The exponential growth of scientific data has put considerable strain on existing research networks. Just five years ago, the United Nations International Panel on Climate Change (IPCC) was fed with 35 TB of data to use in developing its assessment report. In two years, when the next IPCC report is published, it is estimated that dataset will be up to 2 petabytes, more than a 57-fold increase.
To support the transfer of these massive buckets of bytes and advance adoption of faster communications technology, the government introduced the Advanced Networking Initiative (ANI). The program that was created with a $62 million pot of money that was scooped out of the 2009 federal stimulus package, also known as the American Recovery and Reinvestment Act (ARRA). At the heart of the initiative is a prototype 100Gbps testbed network, built by the Energy Sciences Network (ESnet), in collaboration with the Internet2 consortium.
The network currently connects the National Energy Research Computing Center, (NERSC) in California, the Argonne Leadership Computing Facility (ALCF) in Illinois, and the Oak Ridge Leadership Computing Facility (OLCF) in Tennessee.

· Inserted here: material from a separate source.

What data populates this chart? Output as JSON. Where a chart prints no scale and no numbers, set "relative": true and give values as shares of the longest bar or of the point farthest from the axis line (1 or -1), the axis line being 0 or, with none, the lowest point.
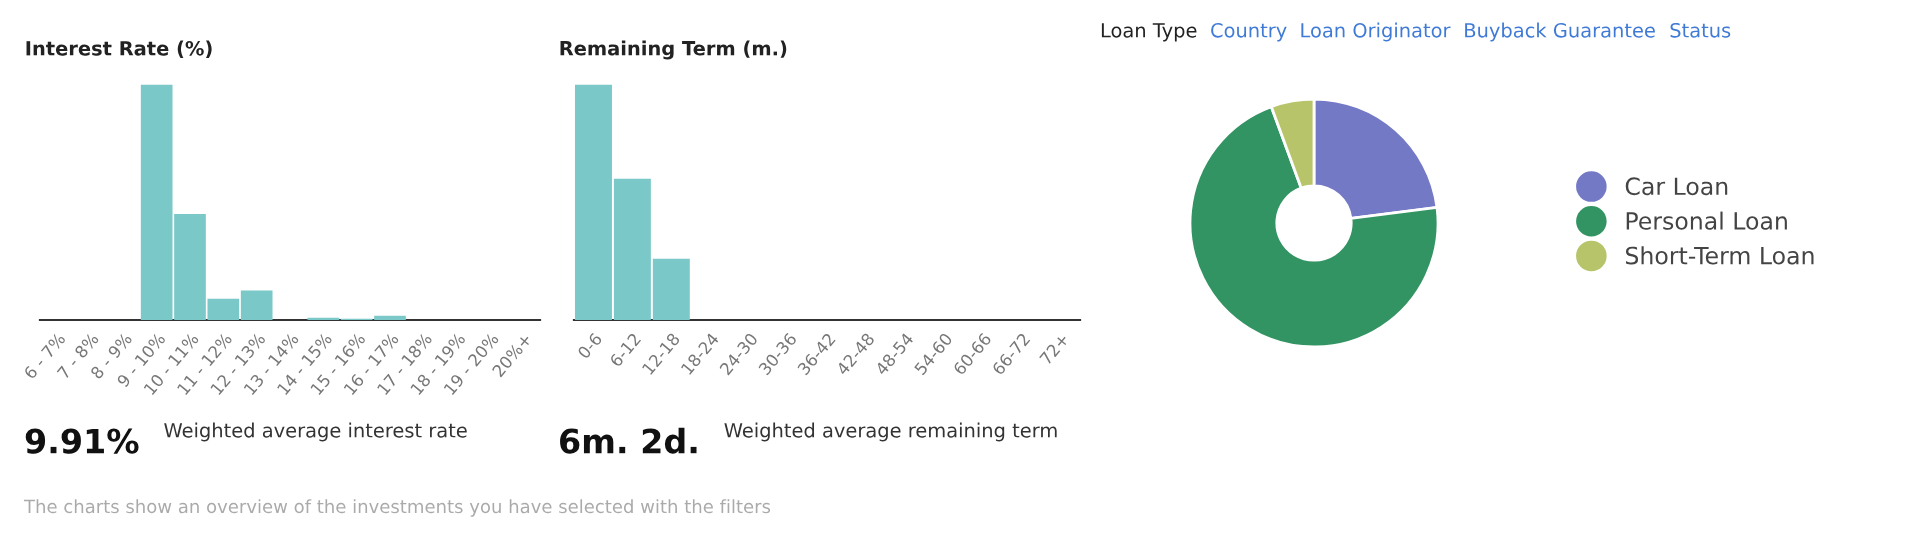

Brian Tierney, head of ESnet’s Advanced Networking Group, mentioned the network’s popularity with scientists in a recent article on the organization’s website.
“Our 100G testbed has been about 80 percent booked since it became available in January, which just goes to show that there are a lot of researchers hungry for a resource like this,” says Tierny.
While bandwidth is an integral component to moving information between facilities, applications also determine how effectively that data is transferred. The Climate 100 collaboration, also born from the ARRA, was tasked with developing new methods for moving extremely large amounts of climate data.
Mehmet Balman of the Berkeley Lab’s Scientific Data Management group and member of the Climate 100 collaboration, explains that advanced middleware applications are needed to handle the variety of small and large data across high-throughput networks. The Climate 100 group used the 100Gbps network as a testing environment for their applications.
The Climate 100 tool was used on the ANI testbed to demonstrate a 35 terabyte transfer of data between NERSC and ALCF. The operation took roughly 30 minutes to complete. Compared with a 10Gbps, the same transfer would have taken roughly five hours.
The ANI project is set to wind down in a few months, after which, the test network will be folded into ESnet’s fifth-generation production infrastructure.
Takeaway
Long distance networking has become a familiar bottleneck in scientific computing. As the dataset sizes continue their upward climb, these resources will be taxed even further. Projects like ANI display forward thinking from the government, at least when the federal money is flowing, and demonstrates the enabling effects of 100G bandwidth.